From mboxrd@z Thu Jan  1 00:00:00 1970
From: Thomas Graf <tgraf@suug.ch>
Subject: Re: [PATCH net-next] rhashtable: involve rhashtable_lookup_insert
 routine
Date: Mon, 5 Jan 2015 09:46:35 +0000
Message-ID: <20150105094635.GA31637@casper.infradead.org>
References: <1420447578-19320-1-git-send-email-ying.xue@windriver.com>
 <54AA5465.5070102@windriver.com>
Mime-Version: 1.0
Content-Type: text/plain; charset=us-ascii
Cc: davem@davemloft.net, netdev@vger.kernel.org
To: Ying Xue <ying.xue@windriver.com>
Return-path: <netdev-owner@vger.kernel.org>
Received: from casper.infradead.org ([85.118.1.10]:45892 "EHLO
	casper.infradead.org" rhost-flags-OK-OK-OK-OK) by vger.kernel.org
	with ESMTP id S1751600AbbAEJqi (ORCPT
	<rfc822;netdev@vger.kernel.org>); Mon, 5 Jan 2015 04:46:38 -0500
Content-Disposition: inline
In-Reply-To: <54AA5465.5070102@windriver.com>
Sender: netdev-owner@vger.kernel.org
List-ID: <netdev.vger.kernel.org>

On 01/05/15 at 05:07pm, Ying Xue wrote:
> On 01/05/2015 04:46 PM, Ying Xue wrote:
> > Involve a new function called rhashtable_lookup_insert() which makes
> > lookup and insertion atomic under bucket lock protection, helping us
> > avoid to introduce an extra lock when we search and insert an object
> > into hash table.
> > 
> 
> Sorry, please ignore the version. We should compare key instead of
> object as we want to check whether in a bucket chain there is an entry
> whose key is identical with that of object to be inserted.

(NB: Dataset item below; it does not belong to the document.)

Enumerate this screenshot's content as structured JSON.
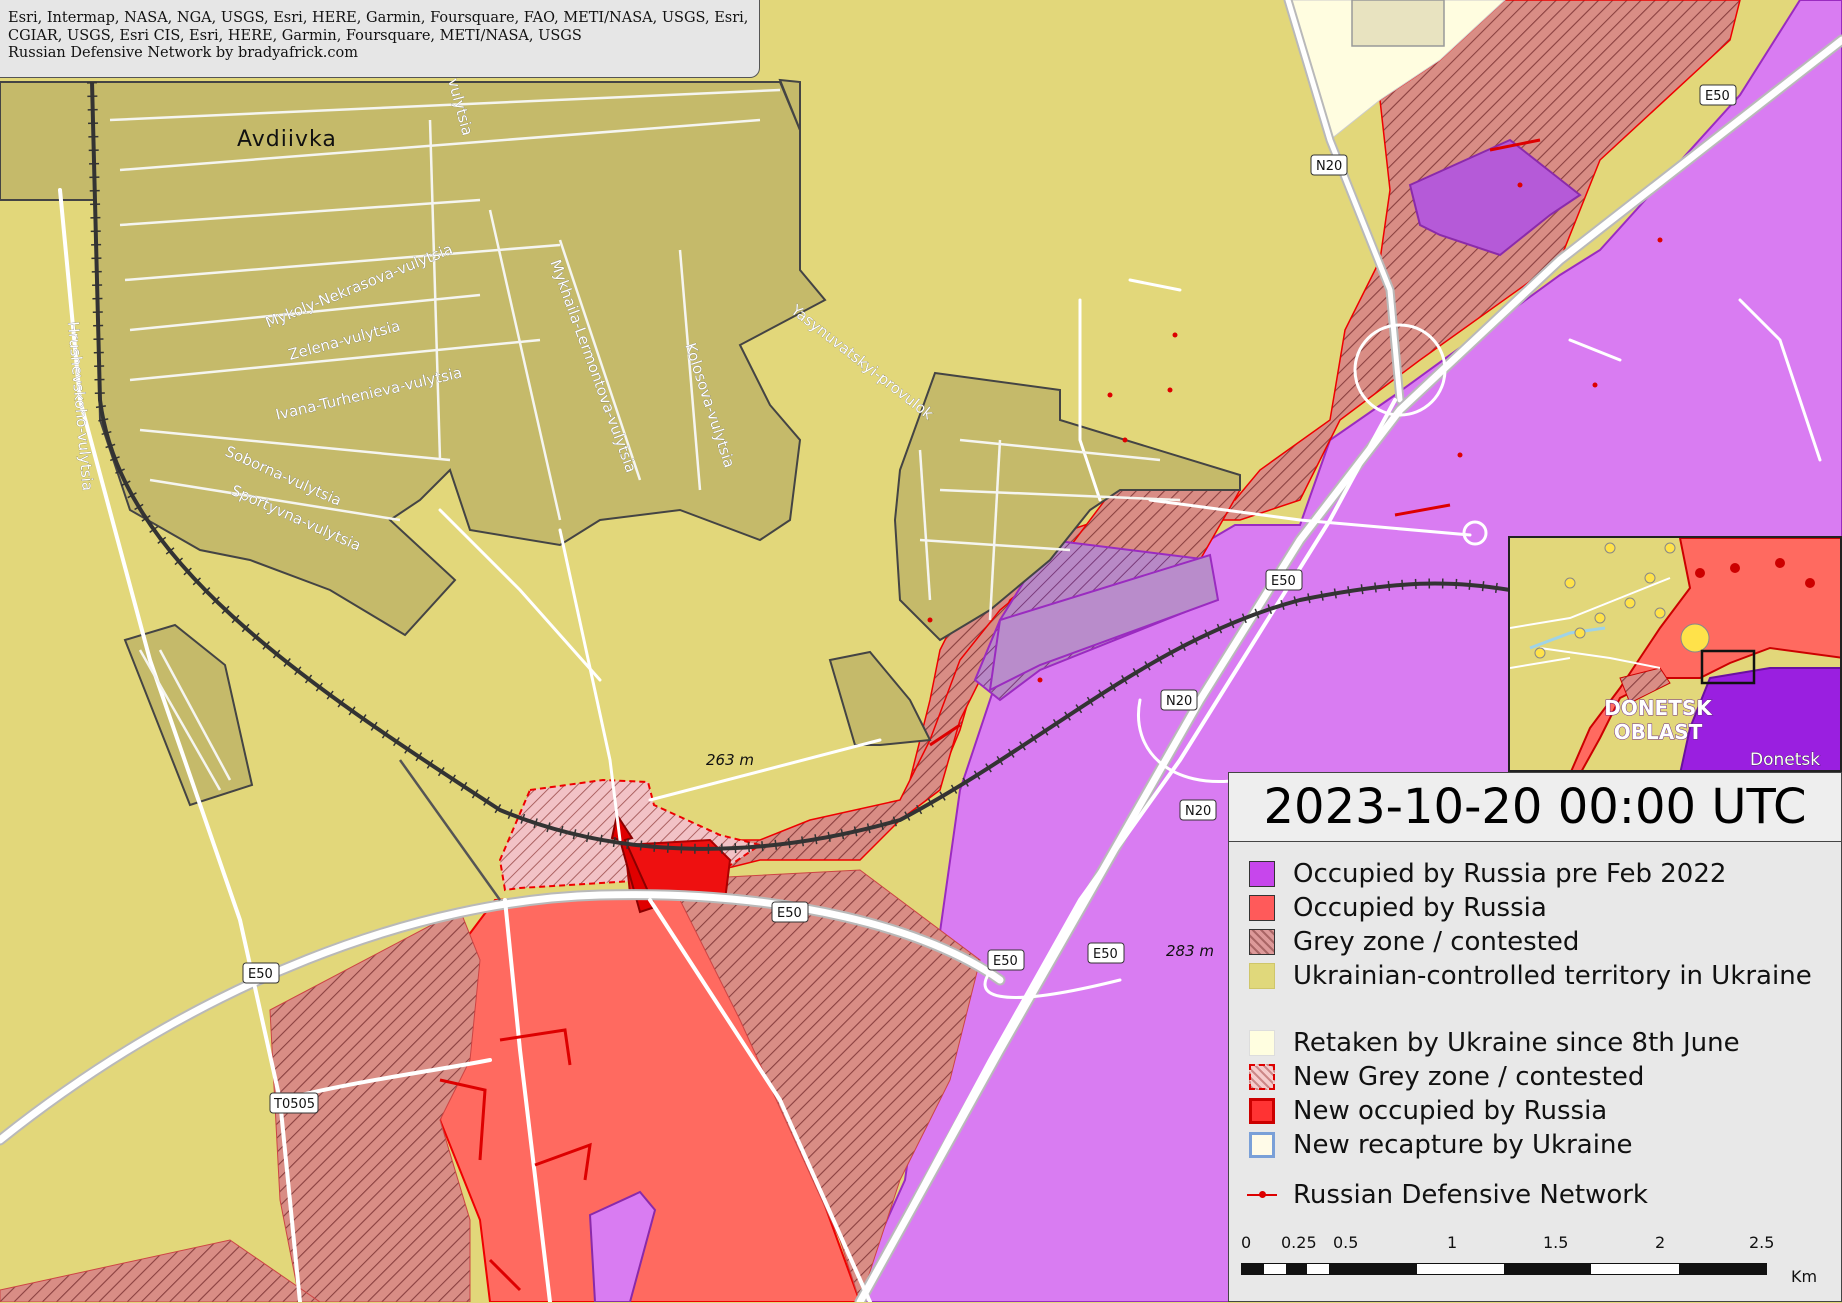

Agreed. Also, this needs to handle the special case while resizing is
taking place and tbl and future_tbl point to individual tables. In that
case a parallel writer might have or is about to add 'obj' to future_tbl.

We need something like this:

        rcu_read_lock();
        old_tbl = rht_dereference_rcu(ht->tbl, ht);
        old_hash = head_hashfn(ht, old_tbl, obj);
        old_bucket_lock = bucket_lock(old_tbl, old_hash);
        spin_lock_bh(old_bucket_lock);

        new_tbl = rht_dereference_rcu(ht->future_tbl, ht);
        if (unlikely(old_tbl != new_tbl)) {
                new_hash = head_hashfn(ht, new_tbl, obj);
                new_bucket_lock = bucket_lock(new_tbl, new_hash);
                spin_lock_bh_nested(new_bucket_lock, RHT_LOCK_NESTED1);

                /* Resizing is in progress, search for a matching entry in the
                 * old table before attempting to insert to the future table.
                 */
                rht_for_each_rcu(he, tbl, rht_bucket_index(old_tbl, old_hash)) {
                        if (!memcmp(rht_obj(ht, he) + ht->p.key_offset,
                                    rht_obj(ht, obj) + ht->p.key_offset,
                                    ht->p.key_len))
                                goto entry_exists;
                }
        }

        head = rht_dereference_bucket(new_tbl->buckets[hash], new_tbl, hash);
        if (rht_is_a_nulls(head)) {
                INIT_RHT_NULLS_HEAD(obj->next, ht, new_hash);
        } else {
                rht_for_each(he, new_tbl, new_hash) {
                        if (!memcmp(rht_obj(ht, he) + ht->p.key_offset,
                                    rht_obj(ht, obj) + ht->p.key_offset,
                                    ht->p.key_len))
                                goto entry_exists;
                }
                RCU_INIT_POINTER(obj->next, head);

        }

        rcu_assign_pointer(new_tbl->buckets[hash], obj);
        spin_unlock_bh(new_bucket_lock);
        if (unlikely(old_tbl != new_tbl))
                spin_unlock_bh(old_bucket_lock);

        atomic_inc(&ht->nelems);

        /* Only grow the table if no resizing is currently in progress. */
        if (ht->tbl != ht->future_tbl &&
            ht->p.grow_decision && ht->p.grow_decision(ht, tbl->size))
                schedule_delayed_work(&ht->run_work, 0);

        rcu_read_unlock();

        return true;

entry_exists:
        spin_unlock_bh(new_bucket_lock);
        spin_unlock_bh(old_bucket_lock);
        rcu_read_unlock();

        return false;

What this does in addition is:
 * Locks down the bucket in both the old and new table if a resize is
   in progress to ensure that writers can't remove from the old table
   and can't insert to the new table during the atomic operation.
 * Search for duplicates in the old table if a resize is in progress.
 * Use memcmp() instead of ptr1 != ptr2 to search for duplicates
   assuming we want to avoid key duplicates with this function.

*Please* verify this code very carefully, I wrote it out of my head
and did not compile or test it in any way yet. I'll double check and
think of a better unit test for this so we can validate functionality
like this.